Вместе с ключом портье передал ему телеграмму из Берлина. Нагиб сообщал, что он должен срочно вернуться, если ему дорога Халима. Что мог иметь в виду Нагиб? Омар этого не понял.

Даже если бы Омар понял предостережение друга, он опоздал бы. В Берлине многое изменилось. По Унтер ден Линден ветер гнал пожухлые листья, по утрам пахло туманом, сильнее всего в Лустгартене и у рейхстага, где через город течет Шпрее. Дожди шли чаще, чем и без того дождливым летом, а цены на хлеб, мясо и овощи росли с каждым днем. На многих автомобилях, стоявших вдоль улиц, появились надписи «Продается», и мужчины с табличками «Ищу работу», привязанными спереди или на спине, наводнили город.
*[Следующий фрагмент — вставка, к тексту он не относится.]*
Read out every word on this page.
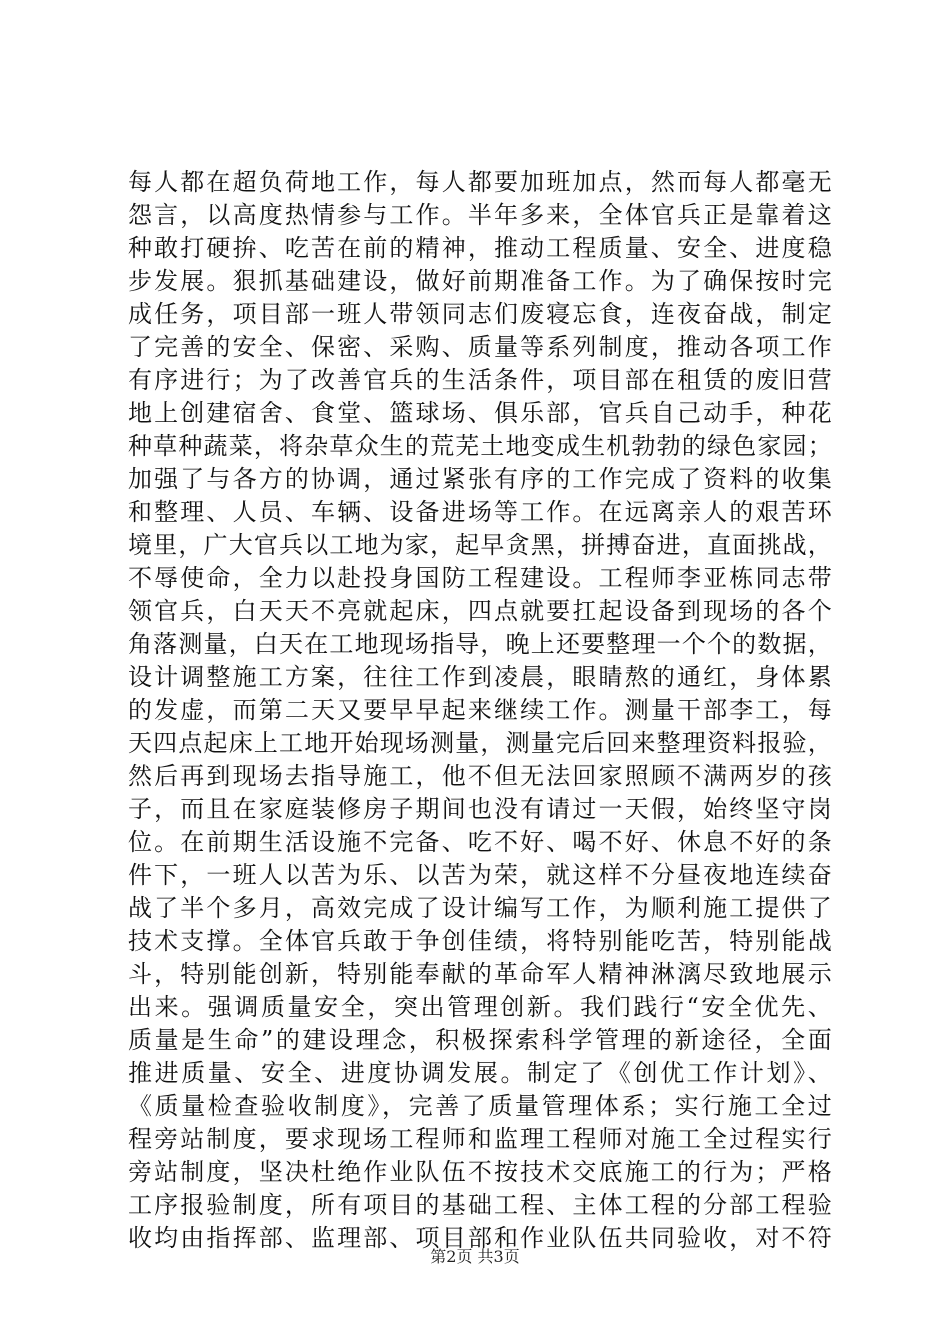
每人都在超负荷地工作，每人都要加班加点，然而每人都毫无
怨言，以高度热情参与工作。半年多来，全体官兵正是靠着这
种敢打硬拚、吃苦在前的精神，推动工程质量、安全、进度稳
步发展。狠抓基础建设，做好前期准备工作。为了确保按时完
成任务，项目部一班人带领同志们废寝忘食，连夜奋战，制定
了完善的安全、保密、采购、质量等系列制度，推动各项工作
有序进行；为了改善官兵的生活条件，项目部在租赁的废旧营
地上创建宿舍、食堂、篮球场、俱乐部，官兵自己动手，种花
种草种蔬菜，将杂草众生的荒芜土地变成生机勃勃的绿色家园；
加强了与各方的协调，通过紧张有序的工作完成了资料的收集
和整理、人员、车辆、设备进场等工作。在远离亲人的艰苦环
境里，广大官兵以工地为家，起早贪黑，拼搏奋进，直面挑战，
不辱使命，全力以赴投身国防工程建设。工程师李亚栋同志带
领官兵，白天天不亮就起床，四点就要扛起设备到现场的各个
角落测量，白天在工地现场指导，晚上还要整理一个个的数据，
设计调整施工方案，往往工作到凌晨，眼睛熬的通红，身体累
的发虚，而第二天又要早早起来继续工作。测量干部李工，每
天四点起床上工地开始现场测量，测量完后回来整理资料报验，
然后再到现场去指导施工，他不但无法回家照顾不满两岁的孩
子，而且在家庭装修房子期间也没有请过一天假，始终坚守岗
位。在前期生活设施不完备、吃不好、喝不好、休息不好的条
件下，一班人以苦为乐、以苦为荣，就这样不分昼夜地连续奋
战了半个多月，高效完成了设计编写工作，为顺利施工提供了
技术支撑。全体官兵敢于争创佳绩，将特别能吃苦，特别能战
斗，特别能创新，特别能奉献的革命军人精神淋漓尽致地展示
出来。强调质量安全，突出管理创新。我们践行“安全优先、
质量是生命”的建设理念，积极探索科学管理的新途径，全面
推进质量、安全、进度协调发展。制定了《创优工作计划》、
《质量检查验收制度》，完善了质量管理体系；实行施工全过
程旁站制度，要求现场工程师和监理工程师对施工全过程实行
旁站制度，坚决杜绝作业队伍不按技术交底施工的行为；严格
工序报验制度，所有项目的基础工程、主体工程的分部工程验
收均由指挥部、监理部、项目部和作业队伍共同验收，对不符
第2页 共3页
Повсюду сновали торговцы контрабандным товаром и спекулянты, больше же всего было торговцев наркотиками. «Коко», как называли кокаин, был в моде, как и морфий, и стоили они в Берлине несравнимо дешевле, нежели в Париже или Лондоне. В одном из подвальных кабаков на Лейпцигерштрассе ярко накрашенная шансонетка в годах каждый вечер повторяла один куплет:

 
Ах, этот поцелуев ветер,
Так старомоден и так пошл,
Есть вещи сладостней на свете,
К примеру, морфия укол.
 

Песенка пришлась по вкусу, и люди с удовольствием подпевали, похлопывая себя по бедрам. Жизнь в те дни походила на танец на краю вулкана, люди тянулись к любым удовольствиям, они жили одним днем, как будто каждый был последним. Чарльстон и шимми стали любимыми ритмами в танцевальных салонах, а уличные мальчишки насвистывали песенку «Дядюшка Бумба из Колумбии», песенку, которая стала известной в исполнении шести мужчин во фраках, составлявших группу «Комедиан Гармонисте».

История с Максом Никишем так потрясла Халиму, что она заперлась в комнате и сутки проплакала в отчаянии. Она любила Омара, да у нее и не было причин разлюбить его; то, что приводило ее в ужас, была ее любовь и к Максу, единственной причиной не любить которого был Омар.

Раздираемая этими двумя чувствами и преследуемая страхом оказаться несправедливой к одному из мужчин, Халима на следующий день одна отправилась бродить по ночному Берлину, по барам на Иерусалемерштрассе – бесспорно, не самому достойному району, – где полицейский патруль нашел ее ранним утром, пьяную, прислонившуюся к воротам заведения, известного тем, что его посещали только мужчины, полностью удовлетворявшиеся присутствием представителей лишь своего пола.

На предложение служителей порядка проводить ее домой Халима ответила потоком ругательств на арабском и немецком языках, отказалась назвать имя и адрес и пригрозила, что барон фон Ностиц-Вальнитц всех их отправит за решетку. Вследствие чего и провела остаток ночи в полицейском участке на Лейпцигерштрассе. Запрос, обращенный к барону фон Ностиц-Вальнитцу, прояснил ситуацию, и Нагиб забрал Халиму домой, где вечером, проспавшись, она пришла в себя и ударилась в слезы.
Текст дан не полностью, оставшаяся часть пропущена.